I met Chandra in our very first days of law school. I was part of a nerdy group of young women, who took law school and the politics of law school and, for me, awakening into a new kind of academic experience very, very seriously. Chandra moved on the edges of our little clan, standing out for many reasons. It wasn’t just the crazy hair or velvet purses or the scandalous leggings that said “f—k” all over them, worn to seminars taught by storied old men. It wasn’t just that she was so young (I remember after our final first-semester exam, we couldn’t go to a bar for drinks; Chandra may have already had a master’s from Chicago, but she wasn’t yet old enough to drink legally). What made her stand out most was that while she was serious, she didn’t take the crazy, artificial self-importance of law school seriously. She was going to engage with it on her own terms, and call bullshit when she saw it.

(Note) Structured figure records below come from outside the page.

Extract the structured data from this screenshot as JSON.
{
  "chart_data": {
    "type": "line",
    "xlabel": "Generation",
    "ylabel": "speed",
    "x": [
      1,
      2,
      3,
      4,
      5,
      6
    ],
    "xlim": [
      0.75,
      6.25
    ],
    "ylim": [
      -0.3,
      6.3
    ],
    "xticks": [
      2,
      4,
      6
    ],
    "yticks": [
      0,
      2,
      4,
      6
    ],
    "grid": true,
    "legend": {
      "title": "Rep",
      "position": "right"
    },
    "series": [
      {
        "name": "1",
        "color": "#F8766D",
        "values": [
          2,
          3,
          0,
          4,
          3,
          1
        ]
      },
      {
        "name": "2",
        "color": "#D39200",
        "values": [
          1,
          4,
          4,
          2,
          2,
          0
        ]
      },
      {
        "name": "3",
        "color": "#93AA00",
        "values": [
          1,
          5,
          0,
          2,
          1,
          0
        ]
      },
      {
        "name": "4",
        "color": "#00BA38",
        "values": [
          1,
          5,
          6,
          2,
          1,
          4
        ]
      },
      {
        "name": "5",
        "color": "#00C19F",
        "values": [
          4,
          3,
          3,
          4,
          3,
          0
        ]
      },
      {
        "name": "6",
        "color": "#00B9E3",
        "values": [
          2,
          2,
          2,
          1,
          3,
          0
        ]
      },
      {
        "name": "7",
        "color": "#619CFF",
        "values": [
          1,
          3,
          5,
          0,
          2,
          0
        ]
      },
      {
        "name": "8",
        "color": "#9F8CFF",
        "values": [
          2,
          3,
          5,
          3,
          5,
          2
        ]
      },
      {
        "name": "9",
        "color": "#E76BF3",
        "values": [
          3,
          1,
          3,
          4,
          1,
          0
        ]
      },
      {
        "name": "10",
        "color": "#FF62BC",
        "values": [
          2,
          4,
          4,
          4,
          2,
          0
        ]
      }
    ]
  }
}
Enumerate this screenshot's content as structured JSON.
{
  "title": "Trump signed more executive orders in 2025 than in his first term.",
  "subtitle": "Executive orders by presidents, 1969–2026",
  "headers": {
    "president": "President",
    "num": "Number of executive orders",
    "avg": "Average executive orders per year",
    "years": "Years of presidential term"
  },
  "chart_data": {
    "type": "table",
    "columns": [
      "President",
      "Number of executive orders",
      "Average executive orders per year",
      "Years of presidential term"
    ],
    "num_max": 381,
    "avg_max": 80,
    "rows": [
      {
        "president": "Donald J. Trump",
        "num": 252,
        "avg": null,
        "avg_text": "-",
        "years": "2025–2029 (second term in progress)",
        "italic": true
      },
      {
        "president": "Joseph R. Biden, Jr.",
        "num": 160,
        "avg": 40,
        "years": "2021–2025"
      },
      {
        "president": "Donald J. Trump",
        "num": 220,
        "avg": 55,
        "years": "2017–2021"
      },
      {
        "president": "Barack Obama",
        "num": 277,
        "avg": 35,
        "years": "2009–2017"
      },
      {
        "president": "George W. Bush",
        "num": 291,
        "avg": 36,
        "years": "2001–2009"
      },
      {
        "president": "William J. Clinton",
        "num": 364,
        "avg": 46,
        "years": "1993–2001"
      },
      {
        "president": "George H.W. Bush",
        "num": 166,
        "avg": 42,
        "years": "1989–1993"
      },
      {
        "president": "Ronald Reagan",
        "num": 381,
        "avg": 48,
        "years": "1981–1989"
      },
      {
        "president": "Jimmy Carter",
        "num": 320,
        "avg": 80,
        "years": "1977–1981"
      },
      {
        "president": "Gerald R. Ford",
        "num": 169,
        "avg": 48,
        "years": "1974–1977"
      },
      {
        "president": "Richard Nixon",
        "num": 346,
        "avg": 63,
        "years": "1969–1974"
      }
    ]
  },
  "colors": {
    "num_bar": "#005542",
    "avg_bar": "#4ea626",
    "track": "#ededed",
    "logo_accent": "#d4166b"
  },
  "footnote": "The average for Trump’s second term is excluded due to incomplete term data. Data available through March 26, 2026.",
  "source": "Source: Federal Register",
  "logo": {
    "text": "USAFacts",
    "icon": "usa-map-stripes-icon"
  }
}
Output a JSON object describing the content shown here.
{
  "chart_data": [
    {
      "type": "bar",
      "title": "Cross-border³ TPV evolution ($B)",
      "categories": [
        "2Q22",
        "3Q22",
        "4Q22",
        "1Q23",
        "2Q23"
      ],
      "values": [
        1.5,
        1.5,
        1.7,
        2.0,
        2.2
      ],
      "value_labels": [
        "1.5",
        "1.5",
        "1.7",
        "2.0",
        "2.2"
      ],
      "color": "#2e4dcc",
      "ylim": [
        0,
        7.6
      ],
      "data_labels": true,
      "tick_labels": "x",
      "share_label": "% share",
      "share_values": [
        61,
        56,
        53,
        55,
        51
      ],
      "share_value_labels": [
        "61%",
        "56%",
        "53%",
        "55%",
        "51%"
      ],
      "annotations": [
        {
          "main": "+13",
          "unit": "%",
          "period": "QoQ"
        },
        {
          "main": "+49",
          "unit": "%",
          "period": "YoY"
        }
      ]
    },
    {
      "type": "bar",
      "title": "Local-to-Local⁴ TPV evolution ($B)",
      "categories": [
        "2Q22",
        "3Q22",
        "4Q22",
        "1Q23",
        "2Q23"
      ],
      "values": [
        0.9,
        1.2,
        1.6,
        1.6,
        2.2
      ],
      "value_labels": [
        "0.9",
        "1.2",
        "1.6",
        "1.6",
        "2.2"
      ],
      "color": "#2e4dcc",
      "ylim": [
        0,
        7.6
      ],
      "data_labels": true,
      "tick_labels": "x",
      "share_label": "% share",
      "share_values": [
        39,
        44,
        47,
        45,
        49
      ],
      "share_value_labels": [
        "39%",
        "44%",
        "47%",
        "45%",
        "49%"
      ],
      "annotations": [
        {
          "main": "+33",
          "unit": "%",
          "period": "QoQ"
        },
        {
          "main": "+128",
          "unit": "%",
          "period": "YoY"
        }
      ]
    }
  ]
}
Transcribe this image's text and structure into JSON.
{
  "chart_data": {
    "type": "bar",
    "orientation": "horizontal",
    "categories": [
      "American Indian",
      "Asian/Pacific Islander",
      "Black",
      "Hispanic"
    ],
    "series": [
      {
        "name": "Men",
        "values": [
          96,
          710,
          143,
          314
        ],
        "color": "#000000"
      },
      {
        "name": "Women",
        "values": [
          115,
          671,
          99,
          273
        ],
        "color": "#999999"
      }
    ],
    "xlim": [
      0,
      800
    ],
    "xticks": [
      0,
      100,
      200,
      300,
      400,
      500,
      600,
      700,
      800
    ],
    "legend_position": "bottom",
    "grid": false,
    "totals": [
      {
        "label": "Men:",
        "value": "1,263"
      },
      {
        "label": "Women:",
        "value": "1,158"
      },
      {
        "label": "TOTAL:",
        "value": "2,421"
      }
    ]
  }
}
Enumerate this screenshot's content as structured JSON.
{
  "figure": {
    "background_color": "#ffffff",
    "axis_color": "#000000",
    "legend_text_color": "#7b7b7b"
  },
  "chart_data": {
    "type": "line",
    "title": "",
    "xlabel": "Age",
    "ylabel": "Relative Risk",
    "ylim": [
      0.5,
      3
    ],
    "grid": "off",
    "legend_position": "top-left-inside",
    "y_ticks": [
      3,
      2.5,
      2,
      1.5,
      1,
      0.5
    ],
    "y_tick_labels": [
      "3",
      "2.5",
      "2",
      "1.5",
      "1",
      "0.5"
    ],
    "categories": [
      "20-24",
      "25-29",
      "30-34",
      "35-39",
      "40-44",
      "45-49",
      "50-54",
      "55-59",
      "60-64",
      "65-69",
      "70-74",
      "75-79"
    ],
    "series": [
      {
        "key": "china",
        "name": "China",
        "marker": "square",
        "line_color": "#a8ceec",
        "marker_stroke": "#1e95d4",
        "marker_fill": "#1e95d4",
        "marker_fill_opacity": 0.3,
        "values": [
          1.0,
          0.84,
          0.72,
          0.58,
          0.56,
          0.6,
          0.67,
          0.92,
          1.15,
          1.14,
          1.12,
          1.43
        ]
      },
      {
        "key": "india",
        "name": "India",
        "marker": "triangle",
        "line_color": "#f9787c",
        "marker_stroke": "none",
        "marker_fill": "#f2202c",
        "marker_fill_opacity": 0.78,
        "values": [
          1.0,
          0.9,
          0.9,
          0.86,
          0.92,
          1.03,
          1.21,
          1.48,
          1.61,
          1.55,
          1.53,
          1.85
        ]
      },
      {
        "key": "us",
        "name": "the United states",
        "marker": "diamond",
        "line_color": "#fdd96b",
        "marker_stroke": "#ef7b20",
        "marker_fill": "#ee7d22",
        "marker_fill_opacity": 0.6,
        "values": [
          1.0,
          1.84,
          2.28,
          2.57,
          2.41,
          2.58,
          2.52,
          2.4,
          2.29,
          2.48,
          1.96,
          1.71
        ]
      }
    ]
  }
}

I love that about her. I think one facet of her bullshit intolerance became her complaining shtick, one she elevated to near high-art stand-up comedy. Another was channeled into battles with academic bureaucracy. But most was channeled into her work. It didn’t feel from the outside like a passion so much as an innate drive to do the work she was doing. I simply can’t imagine her doing anything else.
I’m still haven’t fully absorbed that she’s gone. I’ll miss the wonderful conversations, hearing about her impossibly life-absorbing work. I’ll miss visiting her in London, where she always took such wonderful care of me: took me to the best food shopping, the latest restaurants, cooking together for and with her always-amazing friends (Wayne, remember that meal so beautiful we photographed it, years before that was a thing?) the nights out. I never felt so cosmopolitan as when I was with her.
Her intensity. Her silliness and irreverence. The eyebrow arched over the rim of the martini glass. I will miss her so, once her departure becomes real to me.